I feel like they're quite possibly the most deceptively simple data structure I've yet to encounter. That is to say that for me at least there was/is a wide gulf between simply understanding what the data structure is (doesn't get much simpler than a stack!) and when/how to actually apply it.

The Alias method: O(n) in space and O(1) biased number generator

https://en.wikipedia.org/wiki/Alias_method

Mind was utterly blown when I first understood the way this works in my late teens.

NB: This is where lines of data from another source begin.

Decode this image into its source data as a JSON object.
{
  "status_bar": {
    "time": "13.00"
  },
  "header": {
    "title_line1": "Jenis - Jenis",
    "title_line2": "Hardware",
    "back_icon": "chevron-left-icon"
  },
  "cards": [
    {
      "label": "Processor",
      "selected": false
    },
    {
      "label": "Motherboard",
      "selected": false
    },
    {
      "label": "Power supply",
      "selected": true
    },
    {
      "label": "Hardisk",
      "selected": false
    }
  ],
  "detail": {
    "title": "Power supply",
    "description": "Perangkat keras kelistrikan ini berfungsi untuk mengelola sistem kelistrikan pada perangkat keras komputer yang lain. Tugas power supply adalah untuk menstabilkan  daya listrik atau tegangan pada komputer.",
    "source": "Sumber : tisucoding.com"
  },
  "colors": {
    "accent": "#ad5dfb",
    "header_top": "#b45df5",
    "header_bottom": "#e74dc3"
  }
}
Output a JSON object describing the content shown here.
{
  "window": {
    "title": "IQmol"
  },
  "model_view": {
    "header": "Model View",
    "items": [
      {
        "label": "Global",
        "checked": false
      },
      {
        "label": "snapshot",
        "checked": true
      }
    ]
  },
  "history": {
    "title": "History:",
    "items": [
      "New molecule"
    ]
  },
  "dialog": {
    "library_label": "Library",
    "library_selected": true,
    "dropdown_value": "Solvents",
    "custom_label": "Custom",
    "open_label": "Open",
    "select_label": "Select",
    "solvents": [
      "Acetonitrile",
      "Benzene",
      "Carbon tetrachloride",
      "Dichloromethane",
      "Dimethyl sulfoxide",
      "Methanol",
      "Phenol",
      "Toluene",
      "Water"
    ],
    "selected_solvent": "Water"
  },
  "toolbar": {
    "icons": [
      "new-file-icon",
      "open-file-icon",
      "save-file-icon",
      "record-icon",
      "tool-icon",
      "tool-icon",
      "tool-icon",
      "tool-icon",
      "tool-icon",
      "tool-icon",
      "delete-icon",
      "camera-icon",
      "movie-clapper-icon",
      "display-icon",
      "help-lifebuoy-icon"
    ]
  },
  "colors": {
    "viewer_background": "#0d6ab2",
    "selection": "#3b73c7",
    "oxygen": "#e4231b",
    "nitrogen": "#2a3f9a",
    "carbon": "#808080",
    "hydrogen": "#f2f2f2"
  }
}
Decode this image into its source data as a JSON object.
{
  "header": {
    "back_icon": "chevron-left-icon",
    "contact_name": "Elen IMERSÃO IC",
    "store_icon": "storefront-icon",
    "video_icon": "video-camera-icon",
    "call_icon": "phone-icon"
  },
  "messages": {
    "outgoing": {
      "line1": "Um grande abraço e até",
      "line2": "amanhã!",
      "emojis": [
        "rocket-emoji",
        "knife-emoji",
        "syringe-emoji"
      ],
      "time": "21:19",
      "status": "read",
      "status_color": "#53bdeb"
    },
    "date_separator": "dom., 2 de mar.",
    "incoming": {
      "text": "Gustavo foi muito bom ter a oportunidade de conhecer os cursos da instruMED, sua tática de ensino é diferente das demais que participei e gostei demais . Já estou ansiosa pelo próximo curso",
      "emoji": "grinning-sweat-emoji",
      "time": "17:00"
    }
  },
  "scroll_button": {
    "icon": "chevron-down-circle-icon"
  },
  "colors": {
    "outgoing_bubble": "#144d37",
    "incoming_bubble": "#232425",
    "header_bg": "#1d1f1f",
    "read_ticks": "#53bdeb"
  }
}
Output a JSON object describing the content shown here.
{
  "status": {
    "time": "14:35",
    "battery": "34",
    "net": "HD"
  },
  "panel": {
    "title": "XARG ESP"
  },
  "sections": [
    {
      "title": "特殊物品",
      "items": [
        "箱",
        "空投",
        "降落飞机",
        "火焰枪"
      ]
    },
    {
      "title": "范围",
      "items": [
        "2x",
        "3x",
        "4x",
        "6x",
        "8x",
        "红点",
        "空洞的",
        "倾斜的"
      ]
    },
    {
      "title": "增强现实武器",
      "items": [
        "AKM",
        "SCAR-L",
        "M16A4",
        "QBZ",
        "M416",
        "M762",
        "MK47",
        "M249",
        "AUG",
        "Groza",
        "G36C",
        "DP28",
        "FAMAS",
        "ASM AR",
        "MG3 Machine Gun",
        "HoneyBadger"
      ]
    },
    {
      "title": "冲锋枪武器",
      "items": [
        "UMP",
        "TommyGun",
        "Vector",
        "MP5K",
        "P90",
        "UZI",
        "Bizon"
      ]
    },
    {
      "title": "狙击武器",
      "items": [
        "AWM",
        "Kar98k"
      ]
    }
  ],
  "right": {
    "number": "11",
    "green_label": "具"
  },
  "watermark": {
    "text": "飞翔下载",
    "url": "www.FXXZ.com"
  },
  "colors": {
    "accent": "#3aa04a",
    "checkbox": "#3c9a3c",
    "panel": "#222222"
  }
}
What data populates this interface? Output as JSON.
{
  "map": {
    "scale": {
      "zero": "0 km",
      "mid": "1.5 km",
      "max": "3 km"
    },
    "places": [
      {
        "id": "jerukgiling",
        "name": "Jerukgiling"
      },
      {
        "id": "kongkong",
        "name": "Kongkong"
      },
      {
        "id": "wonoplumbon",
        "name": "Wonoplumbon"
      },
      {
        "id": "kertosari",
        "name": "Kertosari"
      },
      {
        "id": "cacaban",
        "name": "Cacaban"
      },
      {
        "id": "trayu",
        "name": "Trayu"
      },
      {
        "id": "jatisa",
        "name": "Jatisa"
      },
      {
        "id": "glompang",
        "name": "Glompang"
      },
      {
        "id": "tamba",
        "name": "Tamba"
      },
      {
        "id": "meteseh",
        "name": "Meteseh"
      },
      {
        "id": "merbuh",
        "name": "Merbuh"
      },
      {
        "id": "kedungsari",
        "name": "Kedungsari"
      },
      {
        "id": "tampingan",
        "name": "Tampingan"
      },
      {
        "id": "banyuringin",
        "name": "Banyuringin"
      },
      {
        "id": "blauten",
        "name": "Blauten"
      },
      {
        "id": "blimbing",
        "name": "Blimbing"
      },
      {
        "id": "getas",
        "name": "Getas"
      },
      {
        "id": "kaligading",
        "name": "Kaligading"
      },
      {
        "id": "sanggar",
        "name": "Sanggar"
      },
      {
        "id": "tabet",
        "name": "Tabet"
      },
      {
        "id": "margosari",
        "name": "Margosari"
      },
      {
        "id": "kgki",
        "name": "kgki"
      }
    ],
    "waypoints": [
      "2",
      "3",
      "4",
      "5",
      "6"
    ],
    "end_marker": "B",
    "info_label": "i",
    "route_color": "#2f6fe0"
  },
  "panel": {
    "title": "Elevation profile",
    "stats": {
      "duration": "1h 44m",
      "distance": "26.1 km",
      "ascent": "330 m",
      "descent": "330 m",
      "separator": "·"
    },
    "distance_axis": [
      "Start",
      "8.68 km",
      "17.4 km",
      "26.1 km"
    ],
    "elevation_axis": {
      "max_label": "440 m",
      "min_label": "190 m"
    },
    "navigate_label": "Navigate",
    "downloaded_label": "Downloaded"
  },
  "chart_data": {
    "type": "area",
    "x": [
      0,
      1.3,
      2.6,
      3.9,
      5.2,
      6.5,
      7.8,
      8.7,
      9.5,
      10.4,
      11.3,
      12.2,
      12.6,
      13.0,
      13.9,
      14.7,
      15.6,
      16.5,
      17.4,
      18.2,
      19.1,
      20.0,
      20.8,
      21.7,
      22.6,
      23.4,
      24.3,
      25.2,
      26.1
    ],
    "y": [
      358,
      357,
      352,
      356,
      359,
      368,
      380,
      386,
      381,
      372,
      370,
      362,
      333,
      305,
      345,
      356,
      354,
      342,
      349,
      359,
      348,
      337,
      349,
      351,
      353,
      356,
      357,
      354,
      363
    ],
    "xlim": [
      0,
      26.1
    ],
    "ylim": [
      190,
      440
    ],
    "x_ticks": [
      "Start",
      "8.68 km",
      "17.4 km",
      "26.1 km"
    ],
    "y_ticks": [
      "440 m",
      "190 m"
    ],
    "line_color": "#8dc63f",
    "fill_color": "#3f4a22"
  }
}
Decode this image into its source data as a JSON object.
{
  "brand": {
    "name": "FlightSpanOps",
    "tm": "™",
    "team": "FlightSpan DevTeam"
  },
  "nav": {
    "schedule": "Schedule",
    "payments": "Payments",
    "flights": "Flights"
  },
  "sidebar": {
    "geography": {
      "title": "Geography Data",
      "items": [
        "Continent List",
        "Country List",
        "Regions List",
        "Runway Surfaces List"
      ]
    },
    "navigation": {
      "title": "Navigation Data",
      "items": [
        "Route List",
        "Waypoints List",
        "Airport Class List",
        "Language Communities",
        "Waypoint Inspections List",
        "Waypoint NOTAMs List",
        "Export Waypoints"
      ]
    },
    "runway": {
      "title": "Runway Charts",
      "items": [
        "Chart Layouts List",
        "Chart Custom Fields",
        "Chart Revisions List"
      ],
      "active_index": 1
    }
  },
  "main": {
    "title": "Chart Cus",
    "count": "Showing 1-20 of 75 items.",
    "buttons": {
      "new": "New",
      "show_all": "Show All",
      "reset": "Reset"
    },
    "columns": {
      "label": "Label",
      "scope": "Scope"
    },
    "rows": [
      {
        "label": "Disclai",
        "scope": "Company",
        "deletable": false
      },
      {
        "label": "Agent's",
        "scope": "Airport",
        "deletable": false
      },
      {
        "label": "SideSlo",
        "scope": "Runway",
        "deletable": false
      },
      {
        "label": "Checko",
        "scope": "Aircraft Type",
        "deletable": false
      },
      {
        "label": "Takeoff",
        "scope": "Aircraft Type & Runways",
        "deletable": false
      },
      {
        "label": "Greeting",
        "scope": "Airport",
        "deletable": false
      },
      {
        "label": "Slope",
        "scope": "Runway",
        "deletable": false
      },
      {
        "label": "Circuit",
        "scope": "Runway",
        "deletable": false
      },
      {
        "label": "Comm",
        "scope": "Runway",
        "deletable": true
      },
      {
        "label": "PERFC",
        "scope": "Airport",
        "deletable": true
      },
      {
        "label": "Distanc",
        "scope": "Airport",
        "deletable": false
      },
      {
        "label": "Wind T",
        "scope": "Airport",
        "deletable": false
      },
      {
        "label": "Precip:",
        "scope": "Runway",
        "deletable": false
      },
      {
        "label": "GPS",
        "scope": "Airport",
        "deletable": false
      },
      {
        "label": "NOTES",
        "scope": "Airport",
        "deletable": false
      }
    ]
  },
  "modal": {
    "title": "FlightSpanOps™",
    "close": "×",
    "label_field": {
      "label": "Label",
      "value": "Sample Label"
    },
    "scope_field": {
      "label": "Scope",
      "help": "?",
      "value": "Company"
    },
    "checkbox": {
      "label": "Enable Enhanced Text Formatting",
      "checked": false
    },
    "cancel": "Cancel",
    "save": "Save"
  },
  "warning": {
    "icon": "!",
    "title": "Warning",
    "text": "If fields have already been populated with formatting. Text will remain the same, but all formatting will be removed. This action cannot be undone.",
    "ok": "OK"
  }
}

Colonies/hives, which have fast insertion/erasure/iteration and preserve pointers on insertion/erasure. I remember that Cataclysm: DDA used this data structure for keeping track of the items on each map tile.

https://plflib.org/colony.htm

In a Scrabble AI coding contest I discovered the GADDAG which is like a trie but indexes all of the words forwards and backwards from any starting point within the words.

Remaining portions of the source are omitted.